Will man ernsthaft etwas an den Bedingungen verbessern, zu denen derzeit Forschung und Lehre an deutschen Universitäten und Forschungseinrichtung stattfindet, hat der Bund mehr als genug Spielraum für einen Aufschlag. Das von Staatssekretär Lukas beschworene „Innovationsland Deutschland“ wird sonst langfristig seine besten Wissenschaftler*innen ans Ausland und an die Wirtschaft verlieren. Dies gefährdet Forschung und Entwicklung ebenso wie die Ausbildung der oft beschworenen Fachkräfte an den Hochschulen. Denn um diese – die Studierenden – geht es bei der Frage nach Aufstiegs- und Bildungschancen, nicht um Wissenschaftler*innen, die auf Zeitverträgen ihrem Beruf nachgehen und sich für die Leitungsposition der Professur weiterqualifizieren.
Dass man an Befristung und kurzfristiger Projektfinanzierung festhält und diese für den einzigen Weg zur Innovation erklärt, ist eine bewusste politische Entscheidung, die auf einer nicht nachgewiesenen Grundannahme beruht. Indem damit die Erfahrungen derer ignoriert sind, die tagtäglich in der Wissenschaft arbeiten und die negativen Folgen dieser Situation gerade eindrücklich anprangern, wird die Debatte nicht so schnell zum Erliegen kommen – selbst wenn der angeschlagene Ton ein anderer geworden ist. Dass dringend eine größere Reform nötig ist, beginnt sich langsam durchzusetzen: Während Bundesbildungsministerin Anja Karliczek die Argumente ihres Staatsekretärs auf Anfrage des Tagesspiegels nur noch einmal wiederholte, hält man in der SPD das Wissenschaftszeitvertragsgesetz inzwischen für unhaltbar.
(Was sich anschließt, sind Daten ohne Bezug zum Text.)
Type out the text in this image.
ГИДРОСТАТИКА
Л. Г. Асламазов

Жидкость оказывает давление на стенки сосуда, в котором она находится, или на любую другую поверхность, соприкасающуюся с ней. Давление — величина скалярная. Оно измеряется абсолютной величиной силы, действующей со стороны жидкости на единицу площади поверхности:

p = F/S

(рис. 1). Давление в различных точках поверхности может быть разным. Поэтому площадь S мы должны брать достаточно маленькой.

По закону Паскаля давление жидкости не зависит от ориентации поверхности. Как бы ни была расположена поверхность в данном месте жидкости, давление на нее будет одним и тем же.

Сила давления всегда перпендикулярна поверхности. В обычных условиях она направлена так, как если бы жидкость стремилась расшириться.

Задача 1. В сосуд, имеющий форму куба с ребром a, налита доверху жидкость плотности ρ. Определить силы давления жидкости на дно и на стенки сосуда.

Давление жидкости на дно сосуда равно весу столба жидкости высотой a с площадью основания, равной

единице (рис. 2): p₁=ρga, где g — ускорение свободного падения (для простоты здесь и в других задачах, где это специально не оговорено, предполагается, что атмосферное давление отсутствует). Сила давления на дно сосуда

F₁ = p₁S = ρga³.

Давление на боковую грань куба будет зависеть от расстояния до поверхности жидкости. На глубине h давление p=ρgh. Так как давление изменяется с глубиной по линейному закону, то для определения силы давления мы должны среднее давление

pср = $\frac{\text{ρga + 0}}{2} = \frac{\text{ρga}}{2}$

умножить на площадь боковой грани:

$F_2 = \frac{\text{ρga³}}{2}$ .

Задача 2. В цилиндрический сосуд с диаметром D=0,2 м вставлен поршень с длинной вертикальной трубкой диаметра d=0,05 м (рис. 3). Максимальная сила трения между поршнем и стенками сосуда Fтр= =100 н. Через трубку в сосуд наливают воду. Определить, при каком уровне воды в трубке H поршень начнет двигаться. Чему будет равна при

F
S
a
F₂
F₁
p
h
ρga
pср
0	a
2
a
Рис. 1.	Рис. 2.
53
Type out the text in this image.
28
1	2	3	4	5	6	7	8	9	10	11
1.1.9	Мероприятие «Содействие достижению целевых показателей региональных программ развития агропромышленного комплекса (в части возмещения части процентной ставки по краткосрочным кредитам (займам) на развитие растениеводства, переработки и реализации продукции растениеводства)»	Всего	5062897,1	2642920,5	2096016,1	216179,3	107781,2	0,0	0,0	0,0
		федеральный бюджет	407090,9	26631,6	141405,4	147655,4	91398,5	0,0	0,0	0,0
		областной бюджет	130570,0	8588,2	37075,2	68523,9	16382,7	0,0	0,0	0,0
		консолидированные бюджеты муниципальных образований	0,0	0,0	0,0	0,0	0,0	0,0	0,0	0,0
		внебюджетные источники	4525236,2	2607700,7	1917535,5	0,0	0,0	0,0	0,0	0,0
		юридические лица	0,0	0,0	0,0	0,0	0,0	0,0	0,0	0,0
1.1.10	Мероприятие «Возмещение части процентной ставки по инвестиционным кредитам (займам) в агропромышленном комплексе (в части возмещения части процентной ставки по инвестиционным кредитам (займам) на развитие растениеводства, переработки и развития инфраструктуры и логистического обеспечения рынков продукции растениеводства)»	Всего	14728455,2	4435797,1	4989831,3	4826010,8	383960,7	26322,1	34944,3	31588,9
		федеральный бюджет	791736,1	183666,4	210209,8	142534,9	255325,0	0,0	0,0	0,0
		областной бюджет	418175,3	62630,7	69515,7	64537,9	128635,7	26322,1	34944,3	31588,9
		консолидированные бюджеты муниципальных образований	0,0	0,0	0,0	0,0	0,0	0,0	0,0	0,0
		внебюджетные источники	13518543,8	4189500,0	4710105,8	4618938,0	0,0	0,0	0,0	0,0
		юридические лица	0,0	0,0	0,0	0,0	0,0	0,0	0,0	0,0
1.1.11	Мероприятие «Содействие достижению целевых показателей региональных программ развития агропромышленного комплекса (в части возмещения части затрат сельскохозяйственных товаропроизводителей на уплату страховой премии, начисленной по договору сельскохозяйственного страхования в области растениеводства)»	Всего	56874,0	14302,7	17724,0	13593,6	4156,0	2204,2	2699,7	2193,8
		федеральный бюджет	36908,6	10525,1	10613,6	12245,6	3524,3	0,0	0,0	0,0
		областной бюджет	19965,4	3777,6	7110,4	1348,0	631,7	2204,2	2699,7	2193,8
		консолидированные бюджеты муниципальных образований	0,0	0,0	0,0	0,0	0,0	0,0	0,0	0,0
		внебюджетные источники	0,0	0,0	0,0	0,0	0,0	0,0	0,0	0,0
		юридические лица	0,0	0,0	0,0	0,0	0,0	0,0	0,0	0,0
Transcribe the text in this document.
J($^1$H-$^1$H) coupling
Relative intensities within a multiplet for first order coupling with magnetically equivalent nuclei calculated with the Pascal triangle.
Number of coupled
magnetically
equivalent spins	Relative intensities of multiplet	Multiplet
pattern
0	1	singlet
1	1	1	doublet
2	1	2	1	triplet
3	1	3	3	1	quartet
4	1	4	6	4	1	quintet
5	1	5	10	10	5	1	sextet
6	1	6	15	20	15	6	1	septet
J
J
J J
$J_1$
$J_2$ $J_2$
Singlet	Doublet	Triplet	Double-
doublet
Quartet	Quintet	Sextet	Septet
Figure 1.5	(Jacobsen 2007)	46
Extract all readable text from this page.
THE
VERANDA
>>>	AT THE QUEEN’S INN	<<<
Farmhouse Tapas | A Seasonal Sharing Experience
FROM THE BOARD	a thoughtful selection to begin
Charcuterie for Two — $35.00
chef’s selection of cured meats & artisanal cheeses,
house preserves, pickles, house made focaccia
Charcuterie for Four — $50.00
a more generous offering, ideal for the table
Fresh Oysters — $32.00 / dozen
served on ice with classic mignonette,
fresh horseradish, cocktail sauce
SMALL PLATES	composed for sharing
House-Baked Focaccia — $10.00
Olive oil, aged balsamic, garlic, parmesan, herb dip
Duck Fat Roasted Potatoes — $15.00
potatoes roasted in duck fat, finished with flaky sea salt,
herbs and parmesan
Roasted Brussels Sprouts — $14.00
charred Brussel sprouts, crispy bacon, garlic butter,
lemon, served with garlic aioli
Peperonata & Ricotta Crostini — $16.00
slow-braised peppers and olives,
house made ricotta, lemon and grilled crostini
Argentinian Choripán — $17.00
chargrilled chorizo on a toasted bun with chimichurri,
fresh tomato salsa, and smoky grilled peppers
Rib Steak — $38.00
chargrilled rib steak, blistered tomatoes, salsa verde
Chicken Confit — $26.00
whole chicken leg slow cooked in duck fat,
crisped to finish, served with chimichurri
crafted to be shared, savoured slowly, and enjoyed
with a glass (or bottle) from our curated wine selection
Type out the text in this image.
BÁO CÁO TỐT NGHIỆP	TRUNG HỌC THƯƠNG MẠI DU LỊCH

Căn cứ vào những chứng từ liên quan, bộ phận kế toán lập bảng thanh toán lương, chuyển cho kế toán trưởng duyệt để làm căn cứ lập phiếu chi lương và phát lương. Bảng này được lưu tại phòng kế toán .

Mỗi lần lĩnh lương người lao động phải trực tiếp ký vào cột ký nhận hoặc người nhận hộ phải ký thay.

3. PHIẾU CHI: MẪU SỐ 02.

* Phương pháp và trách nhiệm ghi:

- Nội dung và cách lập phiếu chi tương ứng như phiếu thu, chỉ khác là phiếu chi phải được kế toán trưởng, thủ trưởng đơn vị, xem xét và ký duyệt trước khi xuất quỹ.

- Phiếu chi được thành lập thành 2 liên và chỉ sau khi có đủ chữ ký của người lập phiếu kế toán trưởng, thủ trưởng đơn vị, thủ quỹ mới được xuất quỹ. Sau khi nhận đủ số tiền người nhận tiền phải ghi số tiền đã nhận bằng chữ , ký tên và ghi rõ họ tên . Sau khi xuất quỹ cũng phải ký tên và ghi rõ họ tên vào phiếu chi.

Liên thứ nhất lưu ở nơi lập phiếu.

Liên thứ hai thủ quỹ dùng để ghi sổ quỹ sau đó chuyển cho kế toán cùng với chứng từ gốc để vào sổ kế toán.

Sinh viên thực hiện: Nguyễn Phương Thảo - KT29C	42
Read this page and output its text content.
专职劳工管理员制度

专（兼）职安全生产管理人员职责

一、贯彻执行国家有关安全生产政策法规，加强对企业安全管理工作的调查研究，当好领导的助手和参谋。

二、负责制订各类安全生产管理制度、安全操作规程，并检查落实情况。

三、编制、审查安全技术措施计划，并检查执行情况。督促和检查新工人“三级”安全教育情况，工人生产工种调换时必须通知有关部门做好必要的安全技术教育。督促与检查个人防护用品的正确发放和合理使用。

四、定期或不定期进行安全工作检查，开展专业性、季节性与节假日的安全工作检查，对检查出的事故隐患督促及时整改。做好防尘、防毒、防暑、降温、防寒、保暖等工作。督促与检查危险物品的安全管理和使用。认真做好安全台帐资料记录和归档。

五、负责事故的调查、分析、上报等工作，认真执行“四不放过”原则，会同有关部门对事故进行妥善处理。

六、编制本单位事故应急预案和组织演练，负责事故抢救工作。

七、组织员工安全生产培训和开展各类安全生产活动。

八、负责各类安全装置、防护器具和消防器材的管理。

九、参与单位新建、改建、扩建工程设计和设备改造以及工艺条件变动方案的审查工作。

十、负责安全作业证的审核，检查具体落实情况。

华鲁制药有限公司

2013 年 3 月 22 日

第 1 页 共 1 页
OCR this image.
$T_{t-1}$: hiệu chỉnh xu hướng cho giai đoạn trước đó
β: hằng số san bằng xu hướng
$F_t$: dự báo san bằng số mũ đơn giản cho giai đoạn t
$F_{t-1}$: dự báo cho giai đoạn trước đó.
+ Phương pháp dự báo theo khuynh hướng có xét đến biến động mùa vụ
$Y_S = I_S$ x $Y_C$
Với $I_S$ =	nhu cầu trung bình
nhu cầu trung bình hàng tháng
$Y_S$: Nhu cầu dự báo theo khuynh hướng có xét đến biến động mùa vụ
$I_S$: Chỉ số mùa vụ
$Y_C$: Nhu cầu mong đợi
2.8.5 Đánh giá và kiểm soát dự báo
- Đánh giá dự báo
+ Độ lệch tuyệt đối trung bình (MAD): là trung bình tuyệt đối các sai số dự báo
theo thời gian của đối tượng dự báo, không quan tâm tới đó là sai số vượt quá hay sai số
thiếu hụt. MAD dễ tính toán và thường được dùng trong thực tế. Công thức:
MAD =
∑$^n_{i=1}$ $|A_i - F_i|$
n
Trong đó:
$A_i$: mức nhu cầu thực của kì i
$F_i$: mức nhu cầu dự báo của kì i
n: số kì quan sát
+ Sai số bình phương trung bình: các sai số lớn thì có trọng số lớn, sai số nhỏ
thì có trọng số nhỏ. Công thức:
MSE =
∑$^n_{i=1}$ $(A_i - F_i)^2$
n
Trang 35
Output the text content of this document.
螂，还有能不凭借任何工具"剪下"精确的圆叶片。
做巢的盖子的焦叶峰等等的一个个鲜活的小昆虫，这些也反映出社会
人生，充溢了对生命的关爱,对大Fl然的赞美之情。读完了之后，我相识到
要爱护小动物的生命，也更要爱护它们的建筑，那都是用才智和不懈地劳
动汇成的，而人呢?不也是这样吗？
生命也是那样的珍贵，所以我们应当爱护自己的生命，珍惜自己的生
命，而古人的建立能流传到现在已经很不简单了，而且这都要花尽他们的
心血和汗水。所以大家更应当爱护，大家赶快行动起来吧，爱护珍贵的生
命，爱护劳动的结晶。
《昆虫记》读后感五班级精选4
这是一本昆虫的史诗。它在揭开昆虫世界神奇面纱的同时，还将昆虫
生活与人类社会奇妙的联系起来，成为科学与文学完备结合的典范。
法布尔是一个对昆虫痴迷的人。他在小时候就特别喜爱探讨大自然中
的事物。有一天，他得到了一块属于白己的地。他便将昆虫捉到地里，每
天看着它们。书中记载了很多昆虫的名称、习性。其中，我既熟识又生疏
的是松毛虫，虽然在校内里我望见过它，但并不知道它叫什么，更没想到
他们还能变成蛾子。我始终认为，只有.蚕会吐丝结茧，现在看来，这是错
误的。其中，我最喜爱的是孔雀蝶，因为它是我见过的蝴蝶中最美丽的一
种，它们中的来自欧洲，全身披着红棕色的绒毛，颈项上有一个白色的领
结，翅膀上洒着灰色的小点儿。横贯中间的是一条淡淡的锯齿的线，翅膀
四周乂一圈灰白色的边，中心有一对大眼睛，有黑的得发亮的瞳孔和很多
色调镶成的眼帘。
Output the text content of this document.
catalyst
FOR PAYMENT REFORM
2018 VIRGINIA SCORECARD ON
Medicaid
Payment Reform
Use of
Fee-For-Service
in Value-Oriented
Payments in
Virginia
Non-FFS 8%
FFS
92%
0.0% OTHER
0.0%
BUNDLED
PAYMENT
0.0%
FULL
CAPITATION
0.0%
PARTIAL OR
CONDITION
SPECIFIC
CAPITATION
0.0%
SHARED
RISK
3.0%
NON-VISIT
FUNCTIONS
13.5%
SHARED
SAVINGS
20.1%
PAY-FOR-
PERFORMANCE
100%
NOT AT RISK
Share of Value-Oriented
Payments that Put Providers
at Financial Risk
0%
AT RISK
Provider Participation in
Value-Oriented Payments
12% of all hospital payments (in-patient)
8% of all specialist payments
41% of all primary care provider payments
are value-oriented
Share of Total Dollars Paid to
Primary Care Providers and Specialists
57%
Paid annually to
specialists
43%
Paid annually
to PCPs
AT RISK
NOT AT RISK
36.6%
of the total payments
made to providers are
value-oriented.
Die Entwicklungen in der neuen Legislaturperiode werden angesichts der diversen Reformvorschläge der Parteien mit Spannung zu beobachten sein. Die Politik sollte die vorliegenden Reformvorschläge wie die vom Netzwerk für Gute Arbeit in der Wissenschaft, der Jungen Akademie, der Gewerkschaft für Erziehung und Wissenschaft und der Deutschen Gesellschaft für Philosophie aufgreifen und umsetzen, damit sich endlich etwas ändert.